No, I don’t want to slum it. I’m not looking for an excuse to stay in my bed for another three months. In fact I’ve been trying desperately to get out of bed. I’ve been taking pills, and supplements, sitting in front of light boxes, cranking out all sorts of classical music, watching my diet (I eat flax seed on my toast now- yes, I eat gluten. Stop. Don’t go there right now. Stay with me). The list could go on. I have spread sheets and apps to track all my steps, moods, bodily functions, water in take.

But this! This right here! This has me wanting to run into the bedroom and shake my husband awake and say. AH! I GET IT! I am LOVED BY HIM! That is enough. I never need to stand out in a crowd again. I never need to be the best at anything. I never need to make sure my voice is the one that’s heard and that everyone is giving me my due recognition. I’m FREE! I can just be loved!

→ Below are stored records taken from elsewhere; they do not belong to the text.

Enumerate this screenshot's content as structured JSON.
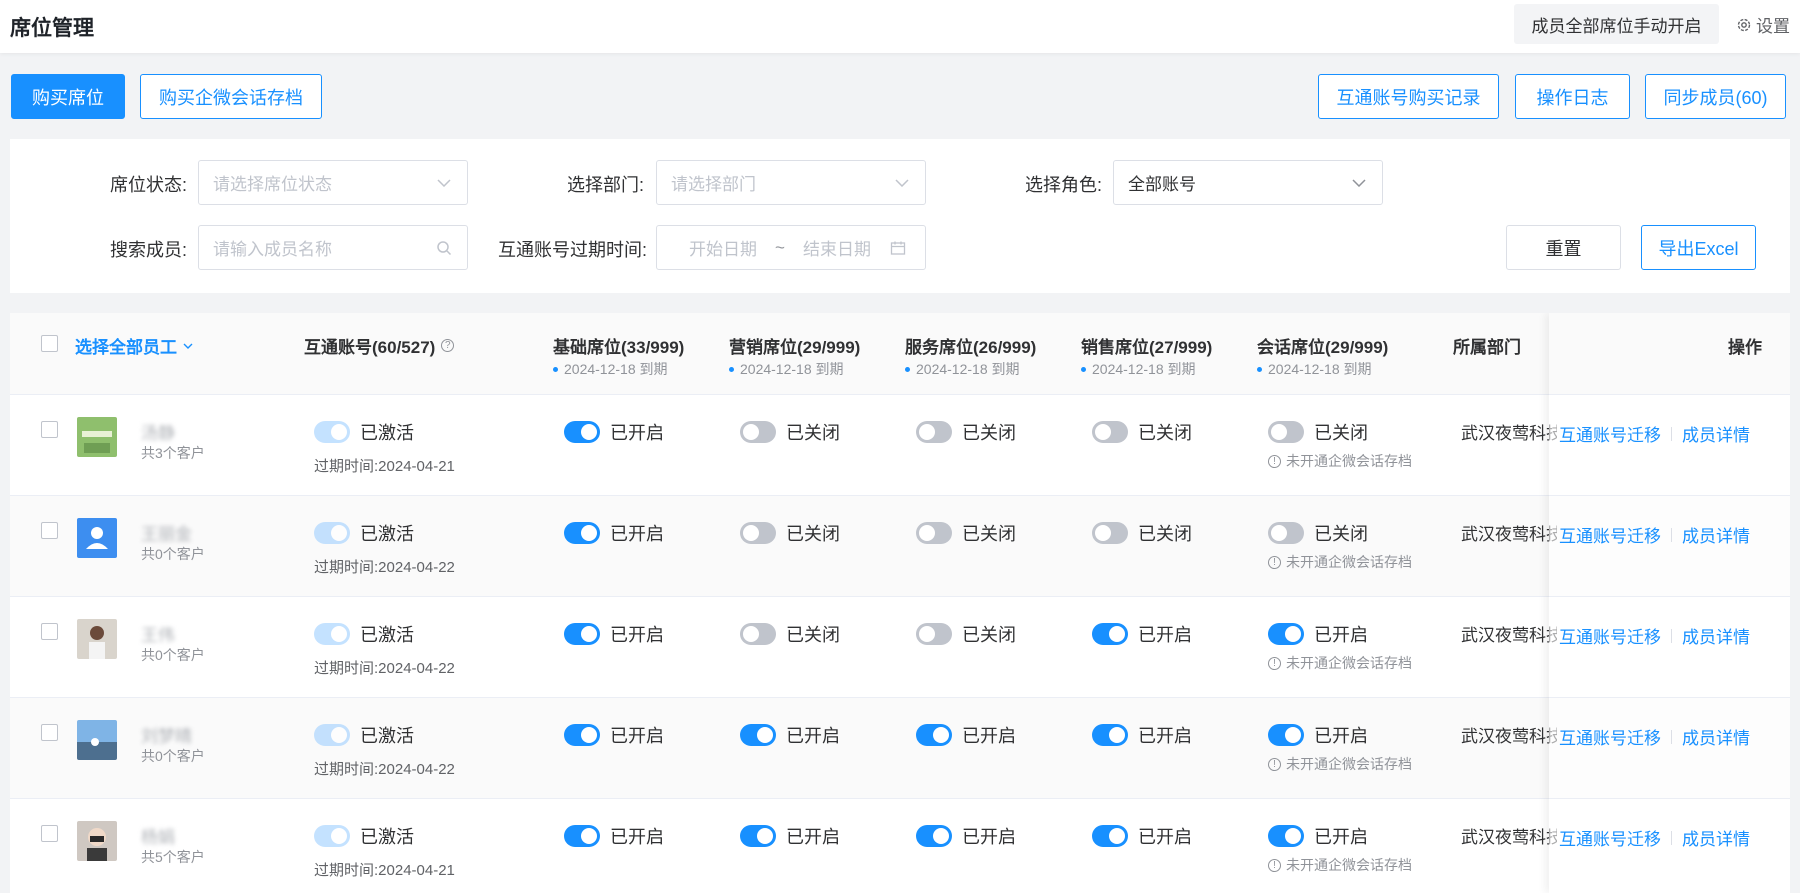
{
  "header": {
    "title": "席位管理",
    "manual_open": "成员全部席位手动开启",
    "settings": "设置"
  },
  "actions": {
    "buy_seat": "购买席位",
    "buy_archive": "购买企微会话存档",
    "purchase_records": "互通账号购买记录",
    "op_log": "操作日志",
    "sync_members": "同步成员(60)"
  },
  "filters": {
    "seat_status_label": "席位状态:",
    "seat_status_placeholder": "请选择席位状态",
    "dept_label": "选择部门:",
    "dept_placeholder": "请选择部门",
    "role_label": "选择角色:",
    "role_value": "全部账号",
    "search_label": "搜索成员:",
    "search_placeholder": "请输入成员名称",
    "expire_label": "互通账号过期时间:",
    "start_date": "开始日期",
    "date_sep": "~",
    "end_date": "结束日期",
    "reset": "重置",
    "export": "导出Excel"
  },
  "table": {
    "select_all": "选择全部员工",
    "col_account": "互通账号(60/527)",
    "col_basic": "基础席位(33/999)",
    "col_marketing": "营销席位(29/999)",
    "col_service": "服务席位(26/999)",
    "col_sales": "销售席位(27/999)",
    "col_session": "会话席位(29/999)",
    "col_dept": "所属部门",
    "col_ops": "操作",
    "expire_hint": "2024-12-18 到期",
    "rows": [
      {
        "name": "汤静",
        "customers": "共3个客户",
        "account": "已激活",
        "expire": "过期时间:2024-04-21",
        "basic": "已开启",
        "marketing": "已关闭",
        "service": "已关闭",
        "sales": "已关闭",
        "session": "已关闭",
        "note": "未开通企微会话存档",
        "dept": "武汉夜莺科技有限公司",
        "op1": "互通账号迁移",
        "op2": "成员详情"
      },
      {
        "name": "王丽金",
        "customers": "共0个客户",
        "account": "已激活",
        "expire": "过期时间:2024-04-22",
        "basic": "已开启",
        "marketing": "已关闭",
        "service": "已关闭",
        "sales": "已关闭",
        "session": "已关闭",
        "note": "未开通企微会话存档",
        "dept": "武汉夜莺科技有限公司",
        "op1": "互通账号迁移",
        "op2": "成员详情"
      },
      {
        "name": "王伟",
        "customers": "共0个客户",
        "account": "已激活",
        "expire": "过期时间:2024-04-22",
        "basic": "已开启",
        "marketing": "已关闭",
        "service": "已关闭",
        "sales": "已开启",
        "session": "已开启",
        "note": "未开通企微会话存档",
        "dept": "武汉夜莺科技有限公司",
        "op1": "互通账号迁移",
        "op2": "成员详情"
      },
      {
        "name": "刘梦晴",
        "customers": "共0个客户",
        "account": "已激活",
        "expire": "过期时间:2024-04-22",
        "basic": "已开启",
        "marketing": "已开启",
        "service": "已开启",
        "sales": "已开启",
        "session": "已开启",
        "note": "未开通企微会话存档",
        "dept": "武汉夜莺科技有限公司",
        "op1": "互通账号迁移",
        "op2": "成员详情"
      },
      {
        "name": "杨娟",
        "customers": "共5个客户",
        "account": "已激活",
        "expire": "过期时间:2024-04-21",
        "basic": "已开启",
        "marketing": "已开启",
        "service": "已开启",
        "sales": "已开启",
        "session": "已开启",
        "note": "未开通企微会话存档",
        "dept": "武汉夜莺科技有限公司",
        "op1": "互通账号迁移",
        "op2": "成员详情"
      }
    ]
  }
}
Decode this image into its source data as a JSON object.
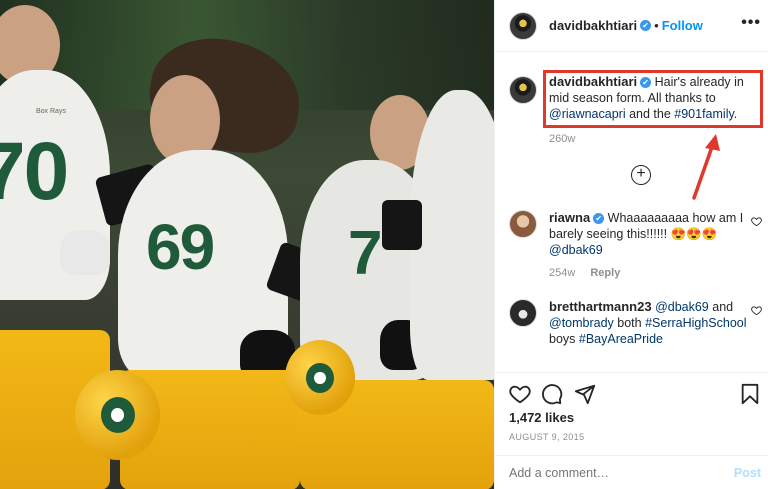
{
  "post": {
    "jersey_numbers": [
      "70",
      "69",
      "7"
    ],
    "sleeve_text": "Box Rays"
  },
  "header": {
    "username": "davidbakhtiari",
    "verified": "✔",
    "dot": "•",
    "follow_label": "Follow",
    "more": "•••"
  },
  "caption": {
    "username": "davidbakhtiari",
    "text_a": "Hair's already in mid season form. All thanks to ",
    "mention": "@riawnacapri",
    "text_b": " and the ",
    "hashtag": "#901family",
    "text_c": ".",
    "time": "260w"
  },
  "load_more": "+",
  "comments": [
    {
      "username": "riawna",
      "text": "Whaaaaaaaaa how am I barely seeing this!!!!!! 😍😍😍",
      "mention": "@dbak69",
      "time": "254w",
      "reply_label": "Reply"
    },
    {
      "username": "bretthartmann23",
      "mention1": "@dbak69",
      "text_a": " and ",
      "mention2": "@tombrady",
      "text_b": " both ",
      "hashtag1": "#SerraHighSchool",
      "text_c": " boys ",
      "hashtag2": "#BayAreaPride"
    }
  ],
  "likes": "1,472 likes",
  "date": "AUGUST 9, 2015",
  "add_comment": {
    "placeholder": "Add a comment…",
    "post_label": "Post"
  },
  "annotation": {
    "color": "#e0382b"
  }
}
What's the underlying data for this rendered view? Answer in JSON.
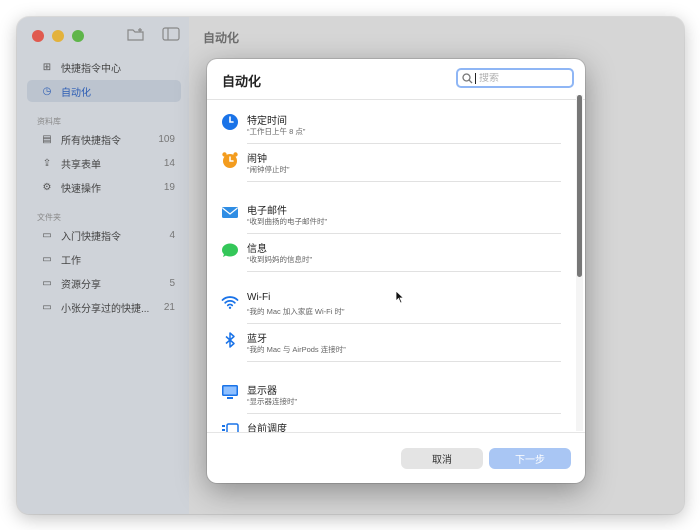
{
  "window": {
    "content_title": "自动化"
  },
  "sidebar": {
    "top_items": [
      {
        "label": "快捷指令中心",
        "icon": "grid-icon"
      },
      {
        "label": "自动化",
        "icon": "clock-icon",
        "selected": true
      }
    ],
    "library_header": "资料库",
    "library_items": [
      {
        "label": "所有快捷指令",
        "count": "109"
      },
      {
        "label": "共享表单",
        "count": "14"
      },
      {
        "label": "快速操作",
        "count": "19"
      }
    ],
    "folders_header": "文件夹",
    "folder_items": [
      {
        "label": "入门快捷指令",
        "count": "4"
      },
      {
        "label": "工作",
        "count": ""
      },
      {
        "label": "资源分享",
        "count": "5"
      },
      {
        "label": "小张分享过的快捷...",
        "count": "21"
      }
    ]
  },
  "dialog": {
    "title": "自动化",
    "search_placeholder": "搜索",
    "triggers": [
      {
        "title": "特定时间",
        "subtitle": "“工作日上午 8 点”",
        "icon": "clock-icon",
        "color": "#1a73e8"
      },
      {
        "title": "闹钟",
        "subtitle": "“闹钟停止时”",
        "icon": "alarm-icon",
        "color": "#f39c1e"
      },
      {
        "title": "电子邮件",
        "subtitle": "“收到曲扬的电子邮件时”",
        "icon": "mail-icon",
        "color": "#2f8de4"
      },
      {
        "title": "信息",
        "subtitle": "“收到妈妈的信息时”",
        "icon": "message-icon",
        "color": "#34c759"
      },
      {
        "title": "Wi-Fi",
        "subtitle": "“我的 Mac 加入家庭 Wi-Fi 时”",
        "icon": "wifi-icon",
        "color": "#1a73e8"
      },
      {
        "title": "蓝牙",
        "subtitle": "“我的 Mac 与 AirPods 连接时”",
        "icon": "bluetooth-icon",
        "color": "#1a73e8"
      },
      {
        "title": "显示器",
        "subtitle": "“显示器连接时”",
        "icon": "display-icon",
        "color": "#1a73e8"
      },
      {
        "title": "台前调度",
        "subtitle": "",
        "icon": "stage-manager-icon",
        "color": "#1a73e8"
      }
    ],
    "cancel_label": "取消",
    "next_label": "下一步"
  },
  "colors": {
    "accent": "#1a73e8",
    "traffic_close": "#e05a4f",
    "traffic_min": "#e3b23c",
    "traffic_max": "#5fb54a"
  }
}
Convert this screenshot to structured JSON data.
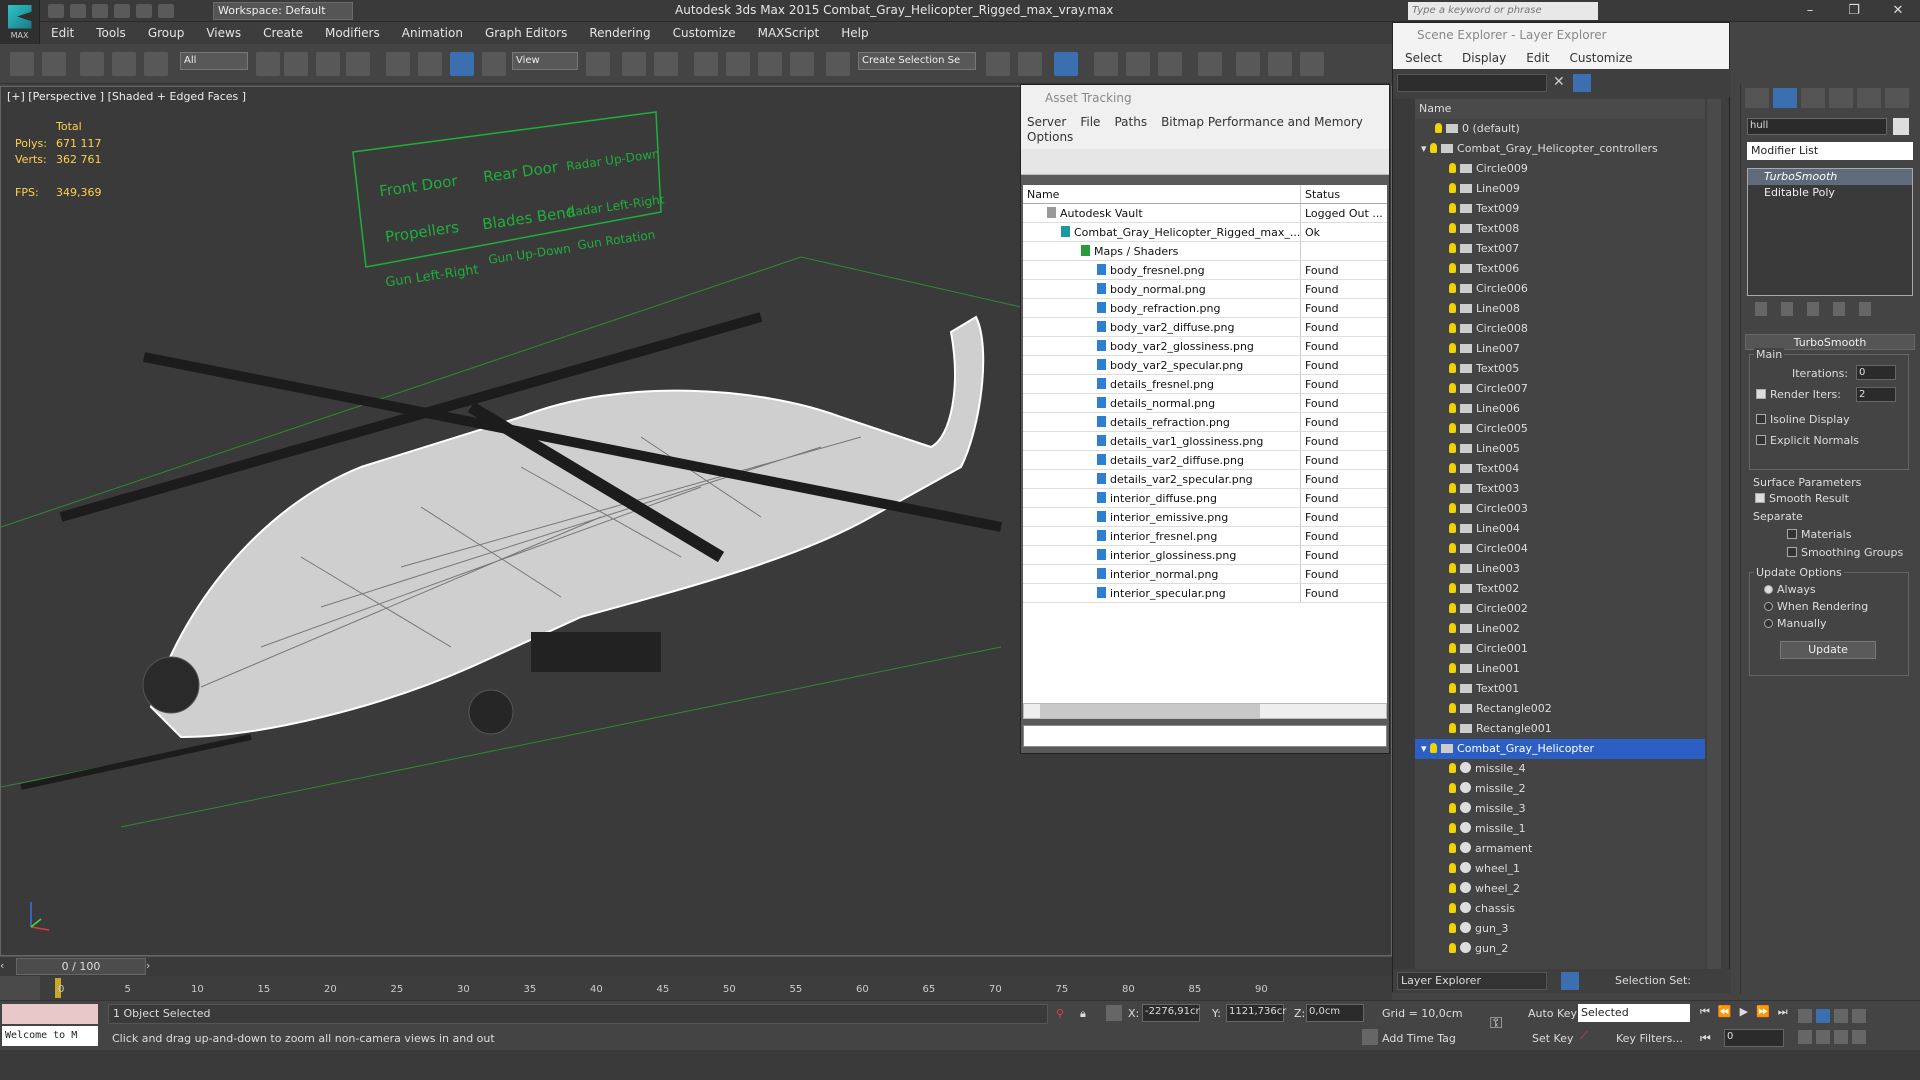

You know, if you get hit by a car tomorrow; if you’re a quadriplegic for the rest of your life and the only contribution you make is to your adult diapers that someone else has to change… you are still special. You are still unique and wonderful to Him. The world may never see it. Don’t require them too. The one person who matters most; the grandest, highest, most omnipotent and sensational Force in all the universe (or multiverse if you roll like that) made you. He looks at you with intrigue and numbers the hairs on your head. He even rescues you from your own rebellion because “He delights in you!” (read Psalm 18)

I am so blown away right now. So giddy with the love of God. I am just shell shocked that He takes the time to tend to my little dysfunctional heart. Not in begrudging obligation but in patient delight. Not because I’m worthy but because He is! I just can’t get over it tonight. I hope you won’t be able to either.